PKK’nin feshi ve Suriye konusuna tekrar dönecek olursak da benzer sorunların yaşanması olası... Süreci iç siyasi çıkar hedefiyle kullanma çabalarının yaratacağı tehlikeleri görmek gerekiyor. Aksi ülkemizin toprak bütünlüğü, ulusal çıkarları açısından büyük bir risk yaratacaktır.

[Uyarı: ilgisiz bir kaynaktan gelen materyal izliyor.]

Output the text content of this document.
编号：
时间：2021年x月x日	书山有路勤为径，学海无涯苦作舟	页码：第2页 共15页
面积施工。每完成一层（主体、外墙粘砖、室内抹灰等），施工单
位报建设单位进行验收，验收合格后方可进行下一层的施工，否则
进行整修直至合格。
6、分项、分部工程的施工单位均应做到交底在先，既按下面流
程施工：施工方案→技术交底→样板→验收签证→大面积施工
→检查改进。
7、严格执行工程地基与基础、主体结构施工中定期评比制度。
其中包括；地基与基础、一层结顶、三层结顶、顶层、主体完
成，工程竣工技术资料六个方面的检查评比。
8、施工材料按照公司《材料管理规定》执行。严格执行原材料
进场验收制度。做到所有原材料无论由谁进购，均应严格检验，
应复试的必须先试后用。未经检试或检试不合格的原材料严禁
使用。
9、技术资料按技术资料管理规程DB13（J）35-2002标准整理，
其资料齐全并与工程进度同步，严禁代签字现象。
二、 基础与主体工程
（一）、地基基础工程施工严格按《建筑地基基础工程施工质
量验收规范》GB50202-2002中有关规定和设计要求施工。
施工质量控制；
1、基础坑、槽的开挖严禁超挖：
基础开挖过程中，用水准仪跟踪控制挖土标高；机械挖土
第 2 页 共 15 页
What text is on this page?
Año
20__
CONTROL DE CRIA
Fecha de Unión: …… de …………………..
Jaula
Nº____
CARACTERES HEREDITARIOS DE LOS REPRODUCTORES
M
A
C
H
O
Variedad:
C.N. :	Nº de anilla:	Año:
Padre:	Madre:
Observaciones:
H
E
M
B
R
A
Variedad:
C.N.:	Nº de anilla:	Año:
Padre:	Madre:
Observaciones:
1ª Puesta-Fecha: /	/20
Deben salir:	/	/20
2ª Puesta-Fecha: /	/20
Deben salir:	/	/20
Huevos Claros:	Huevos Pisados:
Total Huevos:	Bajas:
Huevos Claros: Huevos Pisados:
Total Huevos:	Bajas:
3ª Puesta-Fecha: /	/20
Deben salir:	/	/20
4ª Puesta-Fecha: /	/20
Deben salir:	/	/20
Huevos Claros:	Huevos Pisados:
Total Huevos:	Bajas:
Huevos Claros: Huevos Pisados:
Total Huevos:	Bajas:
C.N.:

Trump’ın Türkiye’yi “överken” bir yandan da “sırtını sıvazladığı” İsrail’in Ortadoğu’da toprak alanını genişlettiğine, Ankara’nın büyük umut bağladığı Şara yönetiminin aynı zamanda ABD, İngiltere, Fransa, İsrail’den Körfez’in Washington müttefiki Sünni monarşilerine artan temaslarına, “BOP”la birleşik, büyük Kürt haritasına yönelik tartışmalara, Türkiye Cumhuriyeti’nin kuruluş belgesi olan Lozan Antlaşması’na karşı hamlelere, Avrupa’nın nükleer gücü Fransa’nın Suriye’deki Lazkiye Limanı ile Akdeniz’deki gücünü artırdığına ve Kıbrıs’taki gelişmelere dek pek çok zorlu konu başlıklarının önümüzde olduğunu unutmamak gerekiyor.